Ce qui avait commencé par une « entorse au règlement » était devenu un protocole officiel : visites encadrées d’associations, dont les Casques du Cœur. Des enfants de plusieurs hôpitaux de la région avaient été « adoubés » jeunes recrues, recevant leurs blousons, leurs écussons, leur petite famille de pompiers de cœur.


Un soir, des mois après la mort de Lucas, Monique et le directeur médical se croisèrent dans le couloir.

Ils s’arrêtèrent un instant devant le tableau d’affichage du service.
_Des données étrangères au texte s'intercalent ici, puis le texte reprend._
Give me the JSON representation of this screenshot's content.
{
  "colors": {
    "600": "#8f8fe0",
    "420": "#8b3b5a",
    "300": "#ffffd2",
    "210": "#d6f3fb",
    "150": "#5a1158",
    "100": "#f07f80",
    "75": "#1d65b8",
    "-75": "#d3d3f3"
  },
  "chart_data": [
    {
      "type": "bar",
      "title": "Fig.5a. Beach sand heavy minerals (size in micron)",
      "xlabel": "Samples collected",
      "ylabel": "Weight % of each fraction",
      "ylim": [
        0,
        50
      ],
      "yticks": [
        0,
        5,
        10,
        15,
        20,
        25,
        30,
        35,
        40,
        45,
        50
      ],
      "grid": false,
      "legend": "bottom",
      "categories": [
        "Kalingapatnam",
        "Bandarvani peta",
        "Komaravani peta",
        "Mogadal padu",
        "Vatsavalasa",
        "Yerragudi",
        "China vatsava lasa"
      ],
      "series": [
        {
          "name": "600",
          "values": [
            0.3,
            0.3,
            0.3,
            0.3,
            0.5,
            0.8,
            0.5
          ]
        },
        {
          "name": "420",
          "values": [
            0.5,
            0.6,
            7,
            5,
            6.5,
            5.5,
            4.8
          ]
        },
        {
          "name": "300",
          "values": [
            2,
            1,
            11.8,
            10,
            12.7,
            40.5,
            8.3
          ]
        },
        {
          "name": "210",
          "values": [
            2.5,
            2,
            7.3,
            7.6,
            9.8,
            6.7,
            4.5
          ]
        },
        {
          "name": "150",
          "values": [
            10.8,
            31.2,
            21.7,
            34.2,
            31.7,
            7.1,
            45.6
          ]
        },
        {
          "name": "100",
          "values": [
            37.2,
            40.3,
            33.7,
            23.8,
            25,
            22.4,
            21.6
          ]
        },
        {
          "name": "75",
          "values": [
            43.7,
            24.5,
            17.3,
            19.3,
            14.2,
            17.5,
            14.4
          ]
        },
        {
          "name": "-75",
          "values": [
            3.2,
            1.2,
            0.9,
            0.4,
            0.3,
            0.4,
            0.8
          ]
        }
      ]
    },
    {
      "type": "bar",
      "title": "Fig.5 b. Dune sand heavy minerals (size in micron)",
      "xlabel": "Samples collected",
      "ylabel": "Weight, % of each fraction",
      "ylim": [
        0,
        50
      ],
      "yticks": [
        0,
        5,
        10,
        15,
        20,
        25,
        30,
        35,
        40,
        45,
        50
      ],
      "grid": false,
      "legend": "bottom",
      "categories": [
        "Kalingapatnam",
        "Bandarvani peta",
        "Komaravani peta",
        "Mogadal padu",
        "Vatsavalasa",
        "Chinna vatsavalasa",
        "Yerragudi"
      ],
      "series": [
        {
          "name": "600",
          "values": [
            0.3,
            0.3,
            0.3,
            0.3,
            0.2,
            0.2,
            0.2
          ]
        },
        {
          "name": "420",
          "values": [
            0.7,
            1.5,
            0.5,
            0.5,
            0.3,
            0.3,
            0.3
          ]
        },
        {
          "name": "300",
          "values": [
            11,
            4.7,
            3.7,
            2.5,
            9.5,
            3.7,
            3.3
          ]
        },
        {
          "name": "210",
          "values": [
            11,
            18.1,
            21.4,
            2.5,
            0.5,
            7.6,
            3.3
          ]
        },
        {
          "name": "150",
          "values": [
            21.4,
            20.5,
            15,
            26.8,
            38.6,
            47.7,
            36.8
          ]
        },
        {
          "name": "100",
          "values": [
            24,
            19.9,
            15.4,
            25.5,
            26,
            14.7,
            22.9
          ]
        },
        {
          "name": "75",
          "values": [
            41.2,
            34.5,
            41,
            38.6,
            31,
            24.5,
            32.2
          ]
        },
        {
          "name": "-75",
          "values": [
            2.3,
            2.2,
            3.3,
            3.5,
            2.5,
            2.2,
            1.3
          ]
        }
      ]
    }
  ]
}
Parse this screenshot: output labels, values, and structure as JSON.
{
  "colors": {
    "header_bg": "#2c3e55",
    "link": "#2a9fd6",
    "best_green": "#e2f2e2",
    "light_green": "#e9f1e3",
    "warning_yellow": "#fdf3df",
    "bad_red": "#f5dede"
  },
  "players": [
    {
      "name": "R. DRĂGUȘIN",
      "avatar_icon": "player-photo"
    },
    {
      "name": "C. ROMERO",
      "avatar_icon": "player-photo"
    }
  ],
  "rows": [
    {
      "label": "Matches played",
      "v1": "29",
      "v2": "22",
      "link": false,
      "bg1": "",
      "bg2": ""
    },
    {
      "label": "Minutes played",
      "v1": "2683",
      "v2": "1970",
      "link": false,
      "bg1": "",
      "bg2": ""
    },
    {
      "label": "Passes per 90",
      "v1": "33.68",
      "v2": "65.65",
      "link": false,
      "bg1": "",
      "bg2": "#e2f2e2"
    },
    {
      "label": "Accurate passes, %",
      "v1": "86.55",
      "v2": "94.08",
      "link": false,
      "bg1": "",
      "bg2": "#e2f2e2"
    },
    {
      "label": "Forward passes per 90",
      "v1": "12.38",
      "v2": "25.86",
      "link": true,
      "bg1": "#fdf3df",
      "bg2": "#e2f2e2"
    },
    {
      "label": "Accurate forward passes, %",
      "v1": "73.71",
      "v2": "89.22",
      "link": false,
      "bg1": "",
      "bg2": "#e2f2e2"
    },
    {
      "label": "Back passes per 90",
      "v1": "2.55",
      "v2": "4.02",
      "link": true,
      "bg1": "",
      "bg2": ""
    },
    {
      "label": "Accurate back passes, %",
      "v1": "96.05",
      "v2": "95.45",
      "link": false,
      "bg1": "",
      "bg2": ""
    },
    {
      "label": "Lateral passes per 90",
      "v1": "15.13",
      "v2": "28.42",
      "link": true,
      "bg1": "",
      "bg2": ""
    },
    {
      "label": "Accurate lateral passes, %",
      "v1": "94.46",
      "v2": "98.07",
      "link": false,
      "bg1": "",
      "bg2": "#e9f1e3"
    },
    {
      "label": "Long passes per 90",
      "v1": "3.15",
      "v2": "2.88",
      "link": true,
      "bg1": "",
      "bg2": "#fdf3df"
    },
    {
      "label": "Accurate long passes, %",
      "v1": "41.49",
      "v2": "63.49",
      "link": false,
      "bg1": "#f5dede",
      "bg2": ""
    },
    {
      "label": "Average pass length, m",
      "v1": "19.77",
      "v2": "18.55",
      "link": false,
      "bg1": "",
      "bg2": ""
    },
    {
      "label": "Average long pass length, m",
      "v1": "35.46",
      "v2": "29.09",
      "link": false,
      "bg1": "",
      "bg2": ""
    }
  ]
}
On y voyait des photos : des enfants en pyjama, souriant à côté d’anciens pompiers ; des blousons trop grands sur des épaules fragiles ; des dessins de camions rouges, d’échelles, de casques.

— Vous aviez raison, admit le directeur à mi-voix. Vous avez brisé des règles ce soir-là.

— Ce n’est pas moi qui ai brisé les règles, répondit Monique. Ce sont eux qui ont osé venir. Moi, j’ai juste décidé de ne pas les en empêcher.

Elle posa la main sur la photo de Lucas, rire éclatant, blouson ouvert, mains levées comme s’il dirigeait toute la caserne.

— Parfois, conclut-elle, la meilleure médecine ne se trouve pas seulement dans les protocoles et les salles stériles. Elle arrive en bottes usées, avec des blousons rapiécés, des mains calleuses et un cœur immense.

Lucas comptait.

Mathis comptait.

Tous les enfants qui ont été serrés dans les bras d’un ancien pompier à trois heures du matin comptent.

Et quelque part, sur une route que nous ne voyons pas, on peut imaginer deux petits garçons en blouson de pompier, assis à l’arrière d’un camion rouge imaginaire, riant aux éclats.

Plus de perfusions.
Plus de douleur.
Juste le vent, le ciel, et une lumière qui ressemble beaucoup à la paix.